PIB press release dated 26th July, 2019
The Insolvency and Bankruptcy Board of India (IBBI) notified the Insolvency and Bankruptcy Board of India (Insolvency Resolution Process for Corporate Persons) (Amendment) Regulations, 2019 and the Insolvency and Bankruptcy Board of India (Liquidation Process) (Amendment) Regulations, 2019 today.
The salient amendments affected by the Insolvency and Bankruptcy Board of India (Insolvency Resolution Process for Corporate Persons) (Amendment) Regulations, 2019 are:
(a) The amendments specify the process for withdrawal of applications before constitution of committee of creditors (CoC), after constitution of CoC but before issue of invitation for expression of interest, and after issue of invitation for expression of interest.
(b) The amendments require that while approving a resolution plan or deciding to liquidate the corporate debtor, the CoC may:
(i) approve a plan providing for contribution for meeting the liquidation costs,
(ii) recommend sale of the corporate debtor or sale of business of the corporate debtor as a going concern, and
(iii) fix, in consultation with the RP, the fee payable to the liquidator, if an order for liquidation is passed by the Adjudicating Authority.
The salient amendments affected by the Insolvency and Bankruptcy Board of India (Liquidation Process) (Amendment) Regulations, 2019 are:
(i) The amendments specify the process for (i) sale of corporate debtor as going concern, and (ii) sale of business of corporate debtor as going concern under liquidation.
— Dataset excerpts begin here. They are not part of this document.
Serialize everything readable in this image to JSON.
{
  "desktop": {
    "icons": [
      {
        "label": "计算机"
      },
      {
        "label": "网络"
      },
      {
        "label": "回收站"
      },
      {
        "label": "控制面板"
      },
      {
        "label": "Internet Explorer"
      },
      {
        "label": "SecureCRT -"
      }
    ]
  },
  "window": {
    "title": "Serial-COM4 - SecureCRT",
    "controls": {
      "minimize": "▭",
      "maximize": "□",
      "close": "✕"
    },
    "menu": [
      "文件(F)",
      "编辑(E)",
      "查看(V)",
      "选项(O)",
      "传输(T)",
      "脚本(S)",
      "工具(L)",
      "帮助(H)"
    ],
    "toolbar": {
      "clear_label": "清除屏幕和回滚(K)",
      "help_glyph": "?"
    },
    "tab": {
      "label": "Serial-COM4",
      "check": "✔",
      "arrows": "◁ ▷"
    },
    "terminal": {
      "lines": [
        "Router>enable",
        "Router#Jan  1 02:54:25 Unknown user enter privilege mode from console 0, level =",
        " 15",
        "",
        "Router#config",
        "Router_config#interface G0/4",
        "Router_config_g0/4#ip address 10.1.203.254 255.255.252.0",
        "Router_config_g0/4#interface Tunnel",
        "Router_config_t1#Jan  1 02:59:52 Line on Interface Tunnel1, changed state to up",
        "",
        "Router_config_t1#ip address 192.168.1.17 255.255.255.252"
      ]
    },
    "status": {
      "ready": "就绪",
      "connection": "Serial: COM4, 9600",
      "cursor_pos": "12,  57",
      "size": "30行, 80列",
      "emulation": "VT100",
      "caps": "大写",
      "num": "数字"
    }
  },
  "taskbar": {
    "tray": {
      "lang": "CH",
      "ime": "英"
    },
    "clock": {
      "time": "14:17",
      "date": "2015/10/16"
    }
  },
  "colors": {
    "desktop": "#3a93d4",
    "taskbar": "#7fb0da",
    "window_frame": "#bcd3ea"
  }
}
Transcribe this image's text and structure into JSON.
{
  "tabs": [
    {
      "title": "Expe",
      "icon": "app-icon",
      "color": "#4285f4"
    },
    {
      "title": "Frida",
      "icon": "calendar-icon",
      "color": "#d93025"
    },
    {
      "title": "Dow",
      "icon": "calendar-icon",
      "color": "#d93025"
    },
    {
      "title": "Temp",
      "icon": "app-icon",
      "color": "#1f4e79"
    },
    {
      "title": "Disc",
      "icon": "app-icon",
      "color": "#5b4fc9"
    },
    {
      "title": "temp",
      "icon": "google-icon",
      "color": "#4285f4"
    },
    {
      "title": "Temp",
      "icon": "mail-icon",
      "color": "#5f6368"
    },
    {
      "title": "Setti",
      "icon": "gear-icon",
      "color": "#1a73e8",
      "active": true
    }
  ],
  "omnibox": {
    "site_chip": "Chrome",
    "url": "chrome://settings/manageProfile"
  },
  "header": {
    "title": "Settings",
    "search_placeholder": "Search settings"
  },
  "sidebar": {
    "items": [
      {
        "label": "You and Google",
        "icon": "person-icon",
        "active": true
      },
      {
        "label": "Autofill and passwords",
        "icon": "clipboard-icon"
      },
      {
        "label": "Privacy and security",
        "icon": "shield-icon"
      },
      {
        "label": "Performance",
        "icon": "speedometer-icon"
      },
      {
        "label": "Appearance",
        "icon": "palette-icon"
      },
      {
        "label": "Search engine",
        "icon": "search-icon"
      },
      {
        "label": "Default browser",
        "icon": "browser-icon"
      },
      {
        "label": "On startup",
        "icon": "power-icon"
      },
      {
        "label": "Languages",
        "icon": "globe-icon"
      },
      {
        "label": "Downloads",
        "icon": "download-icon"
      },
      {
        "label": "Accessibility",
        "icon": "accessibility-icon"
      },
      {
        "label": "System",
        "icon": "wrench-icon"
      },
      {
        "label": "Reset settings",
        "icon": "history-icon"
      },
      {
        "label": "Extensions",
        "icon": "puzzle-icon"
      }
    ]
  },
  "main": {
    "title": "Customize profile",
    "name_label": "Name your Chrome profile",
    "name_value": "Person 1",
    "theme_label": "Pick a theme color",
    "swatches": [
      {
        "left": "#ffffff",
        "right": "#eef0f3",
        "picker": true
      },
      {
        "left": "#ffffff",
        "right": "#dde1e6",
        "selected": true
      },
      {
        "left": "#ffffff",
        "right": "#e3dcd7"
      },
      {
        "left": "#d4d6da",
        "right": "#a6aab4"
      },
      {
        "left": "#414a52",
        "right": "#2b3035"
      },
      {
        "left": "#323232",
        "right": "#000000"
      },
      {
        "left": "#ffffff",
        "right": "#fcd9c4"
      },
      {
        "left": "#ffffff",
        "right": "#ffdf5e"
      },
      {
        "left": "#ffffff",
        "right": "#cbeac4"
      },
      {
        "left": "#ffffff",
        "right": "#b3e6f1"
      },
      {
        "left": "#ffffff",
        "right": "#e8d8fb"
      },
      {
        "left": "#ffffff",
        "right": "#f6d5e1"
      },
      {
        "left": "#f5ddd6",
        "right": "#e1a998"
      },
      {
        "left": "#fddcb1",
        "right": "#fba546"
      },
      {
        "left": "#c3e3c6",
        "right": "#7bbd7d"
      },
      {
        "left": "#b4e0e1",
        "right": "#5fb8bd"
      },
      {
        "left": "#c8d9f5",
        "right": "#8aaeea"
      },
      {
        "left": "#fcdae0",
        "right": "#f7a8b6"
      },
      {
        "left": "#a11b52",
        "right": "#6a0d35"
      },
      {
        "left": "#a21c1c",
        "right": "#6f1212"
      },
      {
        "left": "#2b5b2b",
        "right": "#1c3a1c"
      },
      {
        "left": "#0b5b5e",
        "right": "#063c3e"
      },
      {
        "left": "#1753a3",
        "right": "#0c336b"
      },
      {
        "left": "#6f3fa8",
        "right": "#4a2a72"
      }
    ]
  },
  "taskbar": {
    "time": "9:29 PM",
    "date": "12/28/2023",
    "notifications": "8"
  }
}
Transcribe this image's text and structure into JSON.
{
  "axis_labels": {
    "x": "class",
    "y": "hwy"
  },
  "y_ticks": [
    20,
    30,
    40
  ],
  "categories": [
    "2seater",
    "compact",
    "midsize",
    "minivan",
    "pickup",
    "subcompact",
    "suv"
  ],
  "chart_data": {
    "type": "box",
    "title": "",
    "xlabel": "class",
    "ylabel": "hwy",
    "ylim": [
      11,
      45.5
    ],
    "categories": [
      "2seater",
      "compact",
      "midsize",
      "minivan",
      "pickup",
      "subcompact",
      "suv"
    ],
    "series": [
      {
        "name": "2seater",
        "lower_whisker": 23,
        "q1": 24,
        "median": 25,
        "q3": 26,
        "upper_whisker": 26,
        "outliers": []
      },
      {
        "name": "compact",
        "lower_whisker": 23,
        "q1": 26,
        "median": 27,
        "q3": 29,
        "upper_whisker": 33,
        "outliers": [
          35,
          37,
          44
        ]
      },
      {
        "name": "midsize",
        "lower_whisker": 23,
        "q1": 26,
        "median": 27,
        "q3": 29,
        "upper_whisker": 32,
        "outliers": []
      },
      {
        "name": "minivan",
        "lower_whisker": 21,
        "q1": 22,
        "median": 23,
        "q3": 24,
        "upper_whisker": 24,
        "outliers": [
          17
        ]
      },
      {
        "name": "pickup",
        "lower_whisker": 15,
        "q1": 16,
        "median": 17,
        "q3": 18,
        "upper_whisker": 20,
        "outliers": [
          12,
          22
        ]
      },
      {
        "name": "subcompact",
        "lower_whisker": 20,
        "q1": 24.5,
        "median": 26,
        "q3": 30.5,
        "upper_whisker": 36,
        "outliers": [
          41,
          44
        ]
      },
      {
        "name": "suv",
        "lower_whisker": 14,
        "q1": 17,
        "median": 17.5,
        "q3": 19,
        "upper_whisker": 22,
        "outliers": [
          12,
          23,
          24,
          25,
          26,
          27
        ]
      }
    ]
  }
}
These also provide that where a corporate debtor is sold as a going concern, the liquidation process shall be closed without dissolution of the corporate debtor.
(ii) The amendments require completion of liquidation process within one year of its commencement, notwithstanding pendency of applications for avoidance transactions. These provide a model timeline for each task in the liquidation process. It also specifies a maximum time of 90 days from the order of liquidation for completion of compromise or arrangement, if any, proposed by the stakeholders under section 230 of the Companies Act, 2013. These will ensure that liquidation process is closed at the earliest.
(iii) The amendments require the financial creditors, who are financial institutions, to contribute towards the liquidation cost, where the corporate debtor does not have adequate liquid resources to complete liquidation, in proportion to the financial debts owed to them by the corporate debtor, in case the CoC did not approve a plan for such contribution during corporate insolvency resolution process. However, such contribution along with interest at bank rate thereon shall form part of liquidation cost, which is paid in priority.
(iv) The amendments provide for constitution of a Stakeholders’ Consultation Committee having representation from secured financial creditors, unsecured financial creditors, workmen and employees, government, other operational creditors, and shareholder/partners to advice the liquidator on matters relating to sale. However, the advice of this committee is not binding on the liquidator.
(v) The amendments require that a stakeholder may submit its claim or update its claim submitted during the corporate insolvency resolution process, as on the liquidation commencement date. Along with submission of claim, a secured creditor shall inform the liquidator of its decision to relinquish its security interest to liquidation estate or to realise its security interest.
(vi) The amendments have introduced a comprehensive compliance certificate to be submitted along with the final report to the Adjudicating Authority.